Penticton Council Highlights
November 4, 2015
The following is a snapshot of what transpired during the Nov. 2, 2015 regular meeting of Penticton Council.
Poppy Day proclamation
Each November, poppies are found on the lapels and collars of over half of Canada’s entire population. The poppy campaign inspires Canadians to remember those who have fallen in war and military operations. In recognition of the Royal Canadian Legion’s annual commemorations, Nov. 7 was proclaimed Poppy Day in the City of Penticton.
Utility rate review
An exhaustive review of utility rates for electrical, sewer and water was undertaken in 2015, with the aim to make sure each utility was sustainable in years to come.
The findings include residential customers on average are under-paying on electrical and water rates, and over-paying for sewer. This is different than commercial and industrial customers, who are likely over-paying on electricity and water rates, and under-paying on sewer rates. The review suggests adjustments to make sure local rates reflect how much it costs to provide the service.
Information will be going out to the public in the next week online (www.penticton.ca) and through local newspapers to allow the public to learn more about the proposed changes. The public can provide their thoughts and input, and will be forwarded to the December meeting of Council.
Penticton Public Library strategic plan
The Penticton Public Library Board developed a strategic planning committee to chart the course of the library through to 2018. After several meeting with stakeholders, including users and non-users alike, the committee defined the library’s mission, vision and core values, in addition to strategic objectives for the coming years. The six categories included: raising public awareness, increasing community engagement, put the patron experience first, foster lifelong learning, become Penticton’s gathering space, and promote responsible management.
Baby friendly community
A group of four UBC Okanagan nursing students presented on the Baby Friendly Initiative, as supported by the World Health Organization.
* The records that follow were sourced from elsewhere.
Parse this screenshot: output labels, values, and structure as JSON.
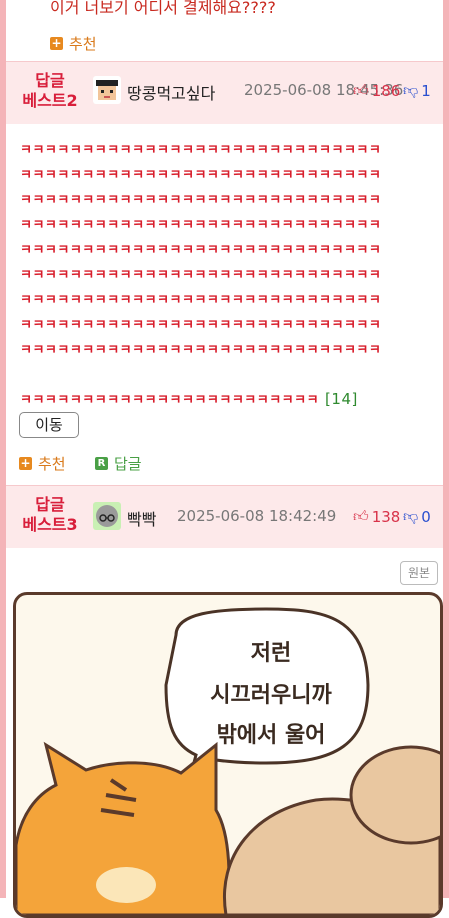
{
  "top_comment": {
    "text": "이거 너보기 어디서 결제해요????",
    "recommend_label": "추천"
  },
  "best2": {
    "tag_line1": "답글",
    "tag_line2": "베스트2",
    "nickname": "땅콩먹고싶다",
    "date": "2025-06-08 18:45:36",
    "upvotes": "186",
    "downvotes": "1",
    "lines": [
      "ㅋㅋㅋㅋㅋㅋㅋㅋㅋㅋㅋㅋㅋㅋㅋㅋㅋㅋㅋㅋㅋㅋㅋㅋㅋㅋㅋㅋㅋ",
      "ㅋㅋㅋㅋㅋㅋㅋㅋㅋㅋㅋㅋㅋㅋㅋㅋㅋㅋㅋㅋㅋㅋㅋㅋㅋㅋㅋㅋㅋ",
      "ㅋㅋㅋㅋㅋㅋㅋㅋㅋㅋㅋㅋㅋㅋㅋㅋㅋㅋㅋㅋㅋㅋㅋㅋㅋㅋㅋㅋㅋ",
      "ㅋㅋㅋㅋㅋㅋㅋㅋㅋㅋㅋㅋㅋㅋㅋㅋㅋㅋㅋㅋㅋㅋㅋㅋㅋㅋㅋㅋㅋ",
      "ㅋㅋㅋㅋㅋㅋㅋㅋㅋㅋㅋㅋㅋㅋㅋㅋㅋㅋㅋㅋㅋㅋㅋㅋㅋㅋㅋㅋㅋ",
      "ㅋㅋㅋㅋㅋㅋㅋㅋㅋㅋㅋㅋㅋㅋㅋㅋㅋㅋㅋㅋㅋㅋㅋㅋㅋㅋㅋㅋㅋ",
      "ㅋㅋㅋㅋㅋㅋㅋㅋㅋㅋㅋㅋㅋㅋㅋㅋㅋㅋㅋㅋㅋㅋㅋㅋㅋㅋㅋㅋㅋ",
      "ㅋㅋㅋㅋㅋㅋㅋㅋㅋㅋㅋㅋㅋㅋㅋㅋㅋㅋㅋㅋㅋㅋㅋㅋㅋㅋㅋㅋㅋ",
      "ㅋㅋㅋㅋㅋㅋㅋㅋㅋㅋㅋㅋㅋㅋㅋㅋㅋㅋㅋㅋㅋㅋㅋㅋㅋㅋㅋㅋㅋ",
      "ㅋㅋㅋㅋㅋㅋㅋㅋㅋㅋㅋㅋㅋㅋㅋㅋㅋㅋㅋㅋㅋㅋㅋㅋ"
    ],
    "reply_count": "[14]",
    "move_label": "이동",
    "recommend_label": "추천",
    "reply_label": "답글"
  },
  "best3": {
    "tag_line1": "답글",
    "tag_line2": "베스트3",
    "nickname": "빡빡",
    "date": "2025-06-08 18:42:49",
    "upvotes": "138",
    "downvotes": "0",
    "original_label": "원본",
    "comic_bubble": [
      "저런",
      "시끄러우니까",
      "밖에서 울어"
    ]
  },
  "colors": {
    "accent_red": "#d81e3a",
    "recommend_orange": "#e7891f",
    "reply_green": "#4aa046",
    "header_bg": "#fde9ea",
    "frame_pink": "#f4b4b8"
  }
}
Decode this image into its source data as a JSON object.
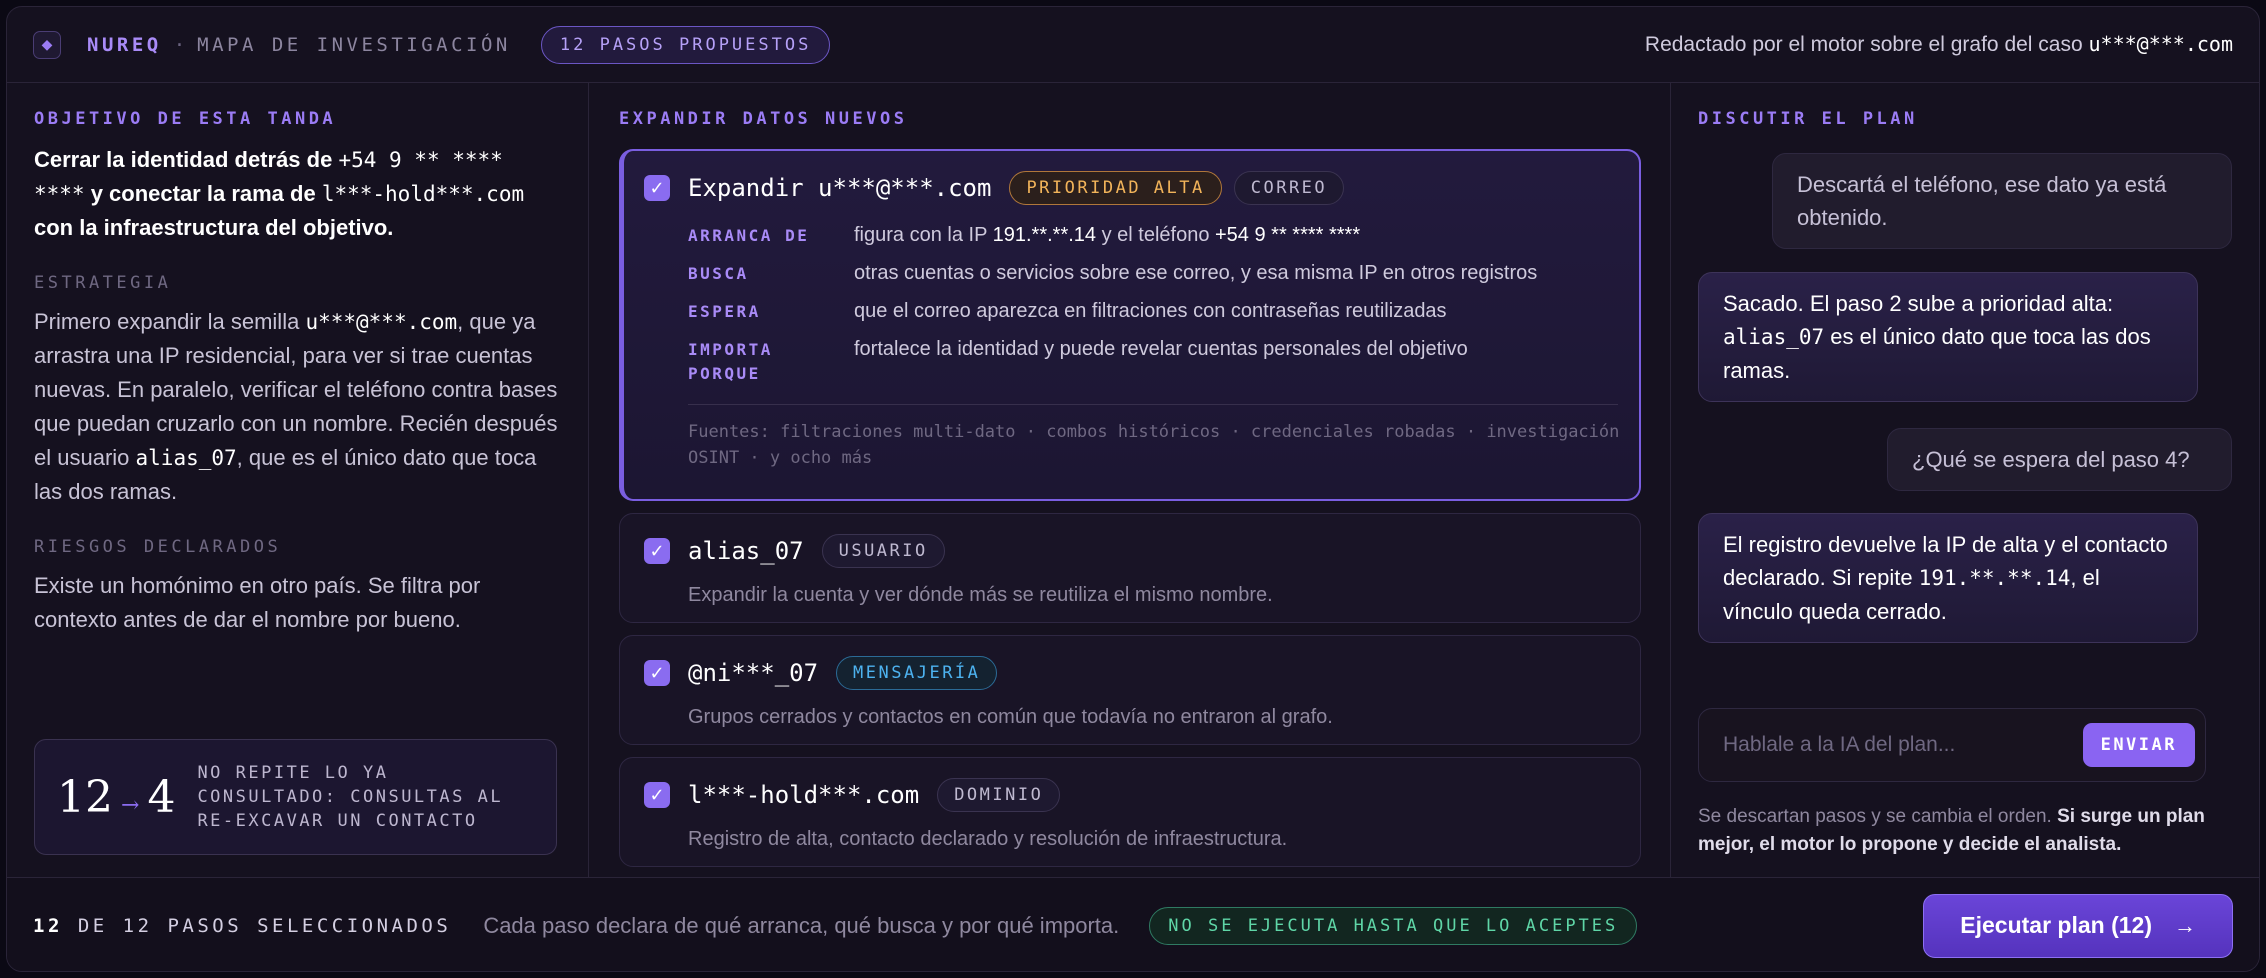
{
  "header": {
    "logo_glyph": "◆",
    "brand": "NUREQ",
    "separator": "·",
    "subtitle": "MAPA DE INVESTIGACIÓN",
    "steps_pill": "12 PASOS PROPUESTOS",
    "drafted_by": "Redactado por el motor sobre el grafo del caso",
    "case_email": "u***@***.com"
  },
  "left": {
    "objective_title": "OBJETIVO DE ESTA TANDA",
    "objective": {
      "p1": "Cerrar la identidad detrás de ",
      "phone": "+54 9 ** **** ****",
      "p2": " y conectar la rama de ",
      "domain": "l***-hold***.com",
      "p3": " con la infraestructura del objetivo."
    },
    "strategy_title": "ESTRATEGIA",
    "strategy": {
      "p1": "Primero expandir la semilla ",
      "seed": "u***@***.com",
      "p2": ", que ya arrastra una IP residencial, para ver si trae cuentas nuevas. En paralelo, verificar el teléfono contra bases que puedan cruzarlo con un nombre. Recién después el usuario ",
      "user": "alias_07",
      "p3": ", que es el único dato que toca las dos ramas."
    },
    "risks_title": "RIESGOS DECLARADOS",
    "risks": "Existe un homónimo en otro país. Se filtra por contexto antes de dar el nombre por bueno.",
    "stat": {
      "from": "12",
      "arrow": "→",
      "to": "4",
      "text": "NO REPITE LO YA CONSULTADO: CONSULTAS AL RE-EXCAVAR UN CONTACTO"
    }
  },
  "middle": {
    "title": "EXPANDIR DATOS NUEVOS",
    "check_glyph": "✓",
    "steps": [
      {
        "title_prefix": "Expandir ",
        "title": "u***@***.com",
        "tags": [
          {
            "label": "PRIORIDAD ALTA",
            "style": "orange"
          },
          {
            "label": "CORREO",
            "style": "neutral"
          }
        ],
        "details": {
          "starts_label": "ARRANCA DE",
          "starts_p1": "figura con la IP ",
          "starts_ip": "191.**.**.14",
          "starts_p2": " y el teléfono ",
          "starts_phone": "+54 9 ** **** ****",
          "seeks_label": "BUSCA",
          "seeks": "otras cuentas o servicios sobre ese correo, y esa misma IP en otros registros",
          "expects_label": "ESPERA",
          "expects": "que el correo aparezca en filtraciones con contraseñas reutilizadas",
          "matters_label": "IMPORTA PORQUE",
          "matters": "fortalece la identidad y puede revelar cuentas personales del objetivo"
        },
        "sources": "Fuentes: filtraciones multi-dato · combos históricos · credenciales robadas · investigación OSINT · y ocho más"
      },
      {
        "title": "alias_07",
        "tag": {
          "label": "USUARIO",
          "style": "neutral"
        },
        "desc": "Expandir la cuenta y ver dónde más se reutiliza el mismo nombre."
      },
      {
        "title": "@ni***_07",
        "tag": {
          "label": "MENSAJERÍA",
          "style": "blue"
        },
        "desc": "Grupos cerrados y contactos en común que todavía no entraron al grafo."
      },
      {
        "title": "l***-hold***.com",
        "tag": {
          "label": "DOMINIO",
          "style": "neutral"
        },
        "desc": "Registro de alta, contacto declarado y resolución de infraestructura."
      }
    ]
  },
  "right": {
    "title": "DISCUTIR EL PLAN",
    "messages": [
      {
        "role": "user",
        "text": "Descartá el teléfono, ese dato ya está obtenido."
      },
      {
        "role": "ai",
        "p1": "Sacado. El paso 2 sube a prioridad alta: ",
        "code": "alias_07",
        "p2": " es el único dato que toca las dos ramas."
      },
      {
        "role": "user",
        "text": "¿Qué se espera del paso 4?"
      },
      {
        "role": "ai",
        "p1": "El registro devuelve la IP de alta y el contacto declarado. Si repite ",
        "code": "191.**.**.14",
        "p2": ", el vínculo queda cerrado."
      }
    ],
    "input_placeholder": "Hablale a la IA del plan...",
    "input_value": "",
    "send_label": "ENVIAR",
    "note_p1": "Se descartan pasos y se cambia el orden. ",
    "note_p2": "Si surge un plan mejor, el motor lo propone y decide el analista."
  },
  "footer": {
    "count_selected": "12",
    "count_rest": " DE 12 PASOS SELECCIONADOS",
    "desc": "Cada paso declara de qué arranca, qué busca y por qué importa.",
    "pill": "NO SE EJECUTA HASTA QUE LO ACEPTES",
    "execute_label": "Ejecutar plan (12)",
    "execute_arrow": "→"
  },
  "colors": {
    "accent": "#8a64f2",
    "priority_high": "#f2b45a",
    "messaging": "#4db2ef",
    "safe": "#5fd6a7"
  }
}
Some of the suggestions to foster a baby friendly community included offering support to mothers who are nursing children, accommodating mothers’ requests for a more private location for nursing, and how to handle complaints from members of the public who may not understand that breastfeeding is considered a human right.
After allowing for more consultation with the neighbourhood, Council endorsed the recommendation to have a winery lounge endorsement for Quidni Estate Winery, at 1465 Naramata Rd. They are currently operating with a winery manufacturing and retail licences, and has approvals to operate a vineyard, manufacturing, residence, bed & breakfast and retail uses. The change would allow an interior lounge for 10 people and exterior lounge patio for 70 people, and the proposed hours were revised to 7 p.m. Sunday to Tuesday, and 10 p.m. Wednesday from Saturday.
Strategic wildfire prevention
Council supported a Fire Smart grant application for $10,000 grant funding to the UBCM Strategic Wildfire Program, to develop a community wildfire protection plan. This is a document that defines the risk from wildfire in an identified area, identifies necessary measures to address those risks and outlines implementation plans. Community wildfire protection plans also include a bylaw and policy review. The UBCM program helps local governments develop these plans by providing 50% of the required funds. The City will contribute $10,000 in the 2016 capital budget for plan development.
Electronic participation at Council meetings
With the advent of high-speed and high-quality video conference technologies, it has become increasingly possible and simple to attend meetings from remote locations. To allow Council to remotely participate in special meetings, three readings of Council Procedure Amendment Bylaw were passed Monday night. Final adoption is scheduled for Nov. 16.
Braid Street development
Council approved development variance permits for 457-497 Braid St. that would allow for five front-to-back duplexes. The sites are currently zoned as duplex housing: lane (RD2), and the development would convert the small, older single-family homes into 10 units. The variance decreases the minimum front yard setback by one metre, and allows above-ground cooling equipment to be allowed in the interior side yard.
Lawrence Avenue variance
Council approved a development variance permit for 2005 Lawrence Ave., allowing a decrease in the required rear and side yard setbacks. The property is located in Sendero Canyon development, and the specific site on Lawrence Avenue has significant challenges in terms of topography that would prevent construction.
Cedar Road zoning
After a public hearing, zoning changes for 2800 Cedar Rd. were adopted Monday. The developer applied to rezone a section of the Cedar Road property adjacent to Evergreen Drive, where a residential subdivision is proposed. The remainder of the property will maintain agricultural zoning.
Economic investment zones
Penticton Council adopted the Major Development Projects Economic Investment Zone Bylaw, designed to support development in the city. To be eligible, the venture must be proposing a $17 million project based on the value of the building permit.
Casino and indoor amusement uses
Council gave second and third reading to a zoning change to add “casino” to the definition of “indoor amusement, entertainment and recreation.”
Eckhardt Avenue parking
Council passed third reading of zoning changes for 903-969 Eckhardt Avenue that would formalize the site as a parking lot. While the site is unofficially used for parking during major events at the South Okanagan Events Centre, the current zoning is small-lot residential (R2) to general commercial (C4). This would allow the site to be converted into a proper parking lot including paving, landscaping, lighting, curbing, storm water management and signage.